Lark et Termite est un roman polyphonique, oscillant entre Corée du Sud et Virginie occidentale, entre bombardements et inondations, entre enfance et perte d’innocence. Les voix sont celles du caporal Robert Leavitt, coincé dans un tunnel, oublié par ses camarades, condamné à mort ; celle de Lark, « l’alouette », fille de sa femme Lola, qui aux Etats-Unis porte leur enfant, Termite ; celle de Termite, justement, au crâne empli d’eau, muet, à la sensibilité exacerbée ; celle de Nonie, enfin, la sœur de Lola, qui élève les deux enfants. Le récit se déroule sur 5 jours, entre le 26 et le 31 juillet. 3 jours en 1950 qui laissent au caporal Leavitt le temps de comprendre qu’il ne rentrera pas chez lui ; 5 jours en 1959, qui brutalement font passer Lark de l’adolescence à l’âge adulte. Une journée, ce 31 juillet 1951, qui fixe la destinée de Lola Leavitt, figure qui imprègne le roman tout entier, sans qui rien n’existerait, mais dont la voix ne s’élève que pour clore le roman.
L’exceptionnelle réussite de Jayne Anne Phillips réside en grande partie dans l’équilibre qu’elle parvient à créer entre les différents temps du roman, leur portée symbolique, leur étrange et improbable symétrie ; pour le reste, elle appuie le récit sur une émotion qui à aucun moment n’outrepasse la portée du récit, mais s’y fond au point d’en devenir indissociable. Comme Termite, qui comprend le monde par bribes de sensations, le sentiment, ici, fait le texte, sans jamais déborder l’histoire, simplement en devenant incontournable. C’est ce qui permet qu’on passe de l’histoire de cette famille, détruite, à quelque chose de plus universel. Parce que Phillips, aussi, met au service de son récit la colère des éléments, faisant écho au drame de la guerre, à la détresse individuelle. Et parce qu’elle ne se complaît pas dans la destruction, le désespoir.
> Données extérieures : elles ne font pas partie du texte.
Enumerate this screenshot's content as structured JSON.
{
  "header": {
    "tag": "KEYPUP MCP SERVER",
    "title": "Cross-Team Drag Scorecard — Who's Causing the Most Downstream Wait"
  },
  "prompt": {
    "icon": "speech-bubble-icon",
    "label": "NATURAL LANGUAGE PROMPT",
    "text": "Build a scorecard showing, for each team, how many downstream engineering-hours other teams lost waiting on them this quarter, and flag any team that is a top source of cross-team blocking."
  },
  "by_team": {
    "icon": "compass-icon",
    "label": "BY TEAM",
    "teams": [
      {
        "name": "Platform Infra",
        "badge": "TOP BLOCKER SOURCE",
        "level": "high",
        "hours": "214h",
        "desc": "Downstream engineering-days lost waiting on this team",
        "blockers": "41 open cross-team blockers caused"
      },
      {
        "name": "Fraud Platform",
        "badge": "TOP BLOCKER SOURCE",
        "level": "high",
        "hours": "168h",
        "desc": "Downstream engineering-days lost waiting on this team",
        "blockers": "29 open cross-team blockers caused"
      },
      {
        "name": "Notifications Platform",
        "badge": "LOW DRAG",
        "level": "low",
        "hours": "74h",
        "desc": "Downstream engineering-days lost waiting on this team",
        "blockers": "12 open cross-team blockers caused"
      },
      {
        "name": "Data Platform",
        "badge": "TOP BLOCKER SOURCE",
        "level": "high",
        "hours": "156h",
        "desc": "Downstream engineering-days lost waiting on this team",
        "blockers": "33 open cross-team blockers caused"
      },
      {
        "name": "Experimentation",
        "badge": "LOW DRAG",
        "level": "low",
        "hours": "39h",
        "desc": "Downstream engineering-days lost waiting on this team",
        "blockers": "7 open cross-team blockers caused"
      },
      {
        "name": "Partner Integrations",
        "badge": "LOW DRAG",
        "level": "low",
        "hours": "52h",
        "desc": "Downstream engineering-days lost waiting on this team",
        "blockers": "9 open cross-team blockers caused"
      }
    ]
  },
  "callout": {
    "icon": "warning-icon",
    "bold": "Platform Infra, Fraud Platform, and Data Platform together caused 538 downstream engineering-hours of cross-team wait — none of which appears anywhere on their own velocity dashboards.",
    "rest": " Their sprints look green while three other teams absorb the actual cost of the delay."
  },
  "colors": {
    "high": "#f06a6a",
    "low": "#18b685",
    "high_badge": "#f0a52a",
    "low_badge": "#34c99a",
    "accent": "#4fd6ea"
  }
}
Lark et Termite, contre toute attente, est un récit heureux. C’est ce qu’il y a de meilleur en chacun de ses personnages qui permet à l’histoire d’avancer, mais sans mièvrerie, sans complaisance, avec un naturel confondant, une forme d’innocence surprenante. Leavitt dans son tunnel fait appel à ses souvenirs des jours d’avant, imagine la naissance de son fils ; Lark, en quête de sa mère, se livre, sans a priori ; Nonie pardonne ; et Termite perçoit tout, au-delà de la simple conscience. Le récit défile, il ne reste à Jayne Anne Phillips qu’à agencer les pièces d’un puzzle, tellement simple, tellement élémentaire, que le roman n’est plus qu’une évidence.